The John Thomas sign, also known as the Throckmorton sign, is a slang or joke term used in the field of radiology. It refers to the position of a penis as it relates to pathology on an X-ray of a pelvis. When the penis (visible on the X-ray as a shadow) points towards the same side as a unilateral medical condition such as a broken bone, this is considered a "positive John Thomas sign," and if the shadow points to the other side, it is a "negative John Thomas sign."

Studies have shown that the "sign" is no better than chance at identifying the location of a hip fracture. In those cases where the John Thomas sign is positive, it has been proposed that a person with a displaced hip fracture may try to lie on the injured side to immobilize the fracture and reduce pain; the penis then inclines toward the downward (injured) side.

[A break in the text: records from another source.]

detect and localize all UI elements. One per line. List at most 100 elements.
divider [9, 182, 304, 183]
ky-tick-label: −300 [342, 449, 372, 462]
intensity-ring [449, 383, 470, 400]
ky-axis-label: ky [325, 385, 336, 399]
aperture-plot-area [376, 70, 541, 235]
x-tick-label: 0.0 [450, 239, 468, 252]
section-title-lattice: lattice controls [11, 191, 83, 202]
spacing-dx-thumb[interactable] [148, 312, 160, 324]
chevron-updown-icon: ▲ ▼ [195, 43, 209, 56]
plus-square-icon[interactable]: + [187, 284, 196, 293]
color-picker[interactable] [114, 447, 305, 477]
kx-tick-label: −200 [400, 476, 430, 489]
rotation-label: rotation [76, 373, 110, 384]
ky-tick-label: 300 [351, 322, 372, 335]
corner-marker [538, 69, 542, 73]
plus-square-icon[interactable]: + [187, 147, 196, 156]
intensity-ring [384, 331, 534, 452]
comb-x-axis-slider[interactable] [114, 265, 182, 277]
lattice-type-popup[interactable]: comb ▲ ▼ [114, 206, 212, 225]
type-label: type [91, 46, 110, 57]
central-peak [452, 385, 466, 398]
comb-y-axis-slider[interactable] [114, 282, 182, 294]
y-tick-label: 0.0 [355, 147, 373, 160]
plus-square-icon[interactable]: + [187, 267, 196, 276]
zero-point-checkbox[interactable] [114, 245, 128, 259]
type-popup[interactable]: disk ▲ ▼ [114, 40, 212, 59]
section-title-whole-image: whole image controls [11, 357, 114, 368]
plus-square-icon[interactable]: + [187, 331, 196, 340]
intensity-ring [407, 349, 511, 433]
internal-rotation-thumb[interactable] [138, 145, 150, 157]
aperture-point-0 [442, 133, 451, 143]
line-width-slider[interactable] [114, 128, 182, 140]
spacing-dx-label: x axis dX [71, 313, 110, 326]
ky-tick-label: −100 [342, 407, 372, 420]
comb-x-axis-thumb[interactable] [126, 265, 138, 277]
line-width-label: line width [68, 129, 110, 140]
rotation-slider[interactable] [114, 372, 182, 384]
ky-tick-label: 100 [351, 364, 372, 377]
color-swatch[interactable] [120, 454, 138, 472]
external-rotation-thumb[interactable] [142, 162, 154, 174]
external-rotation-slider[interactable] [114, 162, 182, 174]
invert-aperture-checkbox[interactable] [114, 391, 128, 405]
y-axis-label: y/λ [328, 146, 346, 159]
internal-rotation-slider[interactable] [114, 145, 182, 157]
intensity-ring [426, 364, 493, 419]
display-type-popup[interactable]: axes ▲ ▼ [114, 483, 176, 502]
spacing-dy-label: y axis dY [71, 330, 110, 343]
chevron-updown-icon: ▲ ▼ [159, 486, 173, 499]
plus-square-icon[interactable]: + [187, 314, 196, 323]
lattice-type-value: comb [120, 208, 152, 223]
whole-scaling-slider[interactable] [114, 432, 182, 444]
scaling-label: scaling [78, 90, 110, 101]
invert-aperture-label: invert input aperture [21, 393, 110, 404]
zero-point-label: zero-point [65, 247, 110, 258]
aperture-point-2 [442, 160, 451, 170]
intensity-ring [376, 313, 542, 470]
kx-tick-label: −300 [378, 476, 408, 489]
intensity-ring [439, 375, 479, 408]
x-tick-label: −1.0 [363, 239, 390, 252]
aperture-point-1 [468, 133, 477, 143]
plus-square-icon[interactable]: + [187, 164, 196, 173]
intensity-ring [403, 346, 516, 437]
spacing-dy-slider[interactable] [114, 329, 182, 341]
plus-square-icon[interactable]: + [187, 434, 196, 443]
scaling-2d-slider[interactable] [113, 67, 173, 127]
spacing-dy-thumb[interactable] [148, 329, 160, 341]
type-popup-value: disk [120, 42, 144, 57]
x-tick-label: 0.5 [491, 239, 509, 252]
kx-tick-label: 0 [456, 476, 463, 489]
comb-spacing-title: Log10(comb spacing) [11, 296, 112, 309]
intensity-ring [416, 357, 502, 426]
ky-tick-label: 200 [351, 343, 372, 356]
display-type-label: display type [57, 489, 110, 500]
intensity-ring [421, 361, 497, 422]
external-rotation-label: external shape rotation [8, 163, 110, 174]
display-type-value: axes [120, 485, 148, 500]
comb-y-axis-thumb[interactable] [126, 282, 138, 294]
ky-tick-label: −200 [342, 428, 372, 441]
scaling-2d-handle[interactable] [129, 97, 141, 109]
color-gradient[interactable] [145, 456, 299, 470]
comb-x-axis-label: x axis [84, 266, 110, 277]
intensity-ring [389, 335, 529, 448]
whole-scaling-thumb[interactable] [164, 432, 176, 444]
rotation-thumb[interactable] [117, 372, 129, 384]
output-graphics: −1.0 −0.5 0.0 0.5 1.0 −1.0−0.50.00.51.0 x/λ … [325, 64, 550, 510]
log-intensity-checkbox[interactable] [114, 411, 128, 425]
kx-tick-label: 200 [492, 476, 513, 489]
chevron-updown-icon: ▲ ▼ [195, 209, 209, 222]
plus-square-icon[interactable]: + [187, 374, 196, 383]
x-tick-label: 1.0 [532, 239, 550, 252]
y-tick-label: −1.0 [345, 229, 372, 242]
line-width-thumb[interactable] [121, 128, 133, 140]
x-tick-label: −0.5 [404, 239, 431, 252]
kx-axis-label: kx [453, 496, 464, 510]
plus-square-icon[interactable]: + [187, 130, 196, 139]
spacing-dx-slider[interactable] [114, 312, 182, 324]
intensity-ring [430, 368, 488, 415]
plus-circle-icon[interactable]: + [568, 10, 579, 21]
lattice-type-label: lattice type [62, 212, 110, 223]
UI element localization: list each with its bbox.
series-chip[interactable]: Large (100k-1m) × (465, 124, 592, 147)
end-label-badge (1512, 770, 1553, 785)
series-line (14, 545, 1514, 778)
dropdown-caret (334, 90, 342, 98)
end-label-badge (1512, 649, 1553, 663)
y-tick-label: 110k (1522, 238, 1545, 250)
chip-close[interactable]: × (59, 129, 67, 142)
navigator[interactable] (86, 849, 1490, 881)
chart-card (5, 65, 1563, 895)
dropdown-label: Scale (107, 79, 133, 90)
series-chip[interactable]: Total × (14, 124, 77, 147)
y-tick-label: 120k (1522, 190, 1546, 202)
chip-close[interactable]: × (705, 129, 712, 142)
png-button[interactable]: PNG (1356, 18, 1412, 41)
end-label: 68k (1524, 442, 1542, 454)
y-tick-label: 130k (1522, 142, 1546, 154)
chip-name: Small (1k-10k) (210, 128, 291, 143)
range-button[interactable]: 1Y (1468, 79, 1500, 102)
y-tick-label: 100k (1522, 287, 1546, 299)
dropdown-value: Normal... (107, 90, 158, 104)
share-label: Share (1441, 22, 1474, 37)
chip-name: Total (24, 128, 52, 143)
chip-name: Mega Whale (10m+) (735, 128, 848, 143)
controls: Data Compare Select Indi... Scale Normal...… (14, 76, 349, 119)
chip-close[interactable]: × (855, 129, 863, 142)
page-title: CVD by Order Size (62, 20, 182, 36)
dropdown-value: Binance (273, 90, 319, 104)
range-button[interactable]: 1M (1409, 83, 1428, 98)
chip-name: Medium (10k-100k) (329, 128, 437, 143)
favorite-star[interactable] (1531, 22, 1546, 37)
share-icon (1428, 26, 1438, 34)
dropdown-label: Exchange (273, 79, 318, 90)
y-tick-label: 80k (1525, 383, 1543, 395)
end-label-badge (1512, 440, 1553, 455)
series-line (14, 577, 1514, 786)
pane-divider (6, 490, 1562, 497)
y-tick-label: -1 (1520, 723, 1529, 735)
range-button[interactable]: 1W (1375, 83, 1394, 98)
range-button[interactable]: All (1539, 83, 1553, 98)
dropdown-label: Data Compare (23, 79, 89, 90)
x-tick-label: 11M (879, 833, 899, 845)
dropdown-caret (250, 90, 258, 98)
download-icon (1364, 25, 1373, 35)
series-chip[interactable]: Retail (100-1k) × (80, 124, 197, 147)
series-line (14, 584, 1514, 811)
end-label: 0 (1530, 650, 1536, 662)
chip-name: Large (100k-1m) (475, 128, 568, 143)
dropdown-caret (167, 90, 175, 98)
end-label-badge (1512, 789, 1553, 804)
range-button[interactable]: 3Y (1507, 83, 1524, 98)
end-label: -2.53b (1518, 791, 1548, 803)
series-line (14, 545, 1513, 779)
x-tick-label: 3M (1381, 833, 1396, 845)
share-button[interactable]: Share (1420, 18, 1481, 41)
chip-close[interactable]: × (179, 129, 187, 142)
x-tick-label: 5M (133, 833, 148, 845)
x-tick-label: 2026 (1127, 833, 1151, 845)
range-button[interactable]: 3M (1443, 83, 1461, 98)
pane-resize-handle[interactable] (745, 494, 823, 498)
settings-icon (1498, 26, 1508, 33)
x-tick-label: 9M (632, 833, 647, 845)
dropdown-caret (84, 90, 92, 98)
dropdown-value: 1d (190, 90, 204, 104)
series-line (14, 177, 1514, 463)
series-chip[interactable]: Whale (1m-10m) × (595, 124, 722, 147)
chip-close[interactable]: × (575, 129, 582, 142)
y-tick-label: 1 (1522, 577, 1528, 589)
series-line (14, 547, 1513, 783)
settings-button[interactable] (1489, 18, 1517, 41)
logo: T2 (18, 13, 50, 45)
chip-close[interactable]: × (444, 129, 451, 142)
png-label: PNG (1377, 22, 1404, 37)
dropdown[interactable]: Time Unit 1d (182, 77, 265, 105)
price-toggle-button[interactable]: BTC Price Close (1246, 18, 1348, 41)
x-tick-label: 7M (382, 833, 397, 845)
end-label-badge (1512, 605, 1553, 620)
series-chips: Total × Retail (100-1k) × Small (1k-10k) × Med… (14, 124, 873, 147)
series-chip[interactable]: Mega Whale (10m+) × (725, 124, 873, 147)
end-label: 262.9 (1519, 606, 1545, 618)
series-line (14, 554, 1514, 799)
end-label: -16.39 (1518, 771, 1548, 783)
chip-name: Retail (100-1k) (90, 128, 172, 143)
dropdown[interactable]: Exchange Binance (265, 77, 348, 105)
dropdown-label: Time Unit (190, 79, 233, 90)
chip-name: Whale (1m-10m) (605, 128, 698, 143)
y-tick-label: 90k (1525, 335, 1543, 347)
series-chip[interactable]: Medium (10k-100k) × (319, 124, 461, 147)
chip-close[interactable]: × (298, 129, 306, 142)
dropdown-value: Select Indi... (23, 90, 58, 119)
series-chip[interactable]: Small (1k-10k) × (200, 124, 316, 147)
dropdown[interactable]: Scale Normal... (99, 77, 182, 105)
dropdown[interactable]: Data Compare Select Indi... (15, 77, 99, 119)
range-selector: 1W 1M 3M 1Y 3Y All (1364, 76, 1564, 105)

Andy Murray, British professional tennis player, released a picture of his pelvic X-ray following his hip resurfacing surgery on January 29, 2019, clearly demonstrating an example of a negative John Thomas or Throckmorton sign where his penis pointed away from the site of injury. The release of the X-ray image with visible genitalia was discussed by Piers Morgan on Good Morning Britain, prompting Murray, who was watching at the time, to message the show, stating, "Please can you stop discussing my genitals on national TV, I was heavily medicated at the time of posting."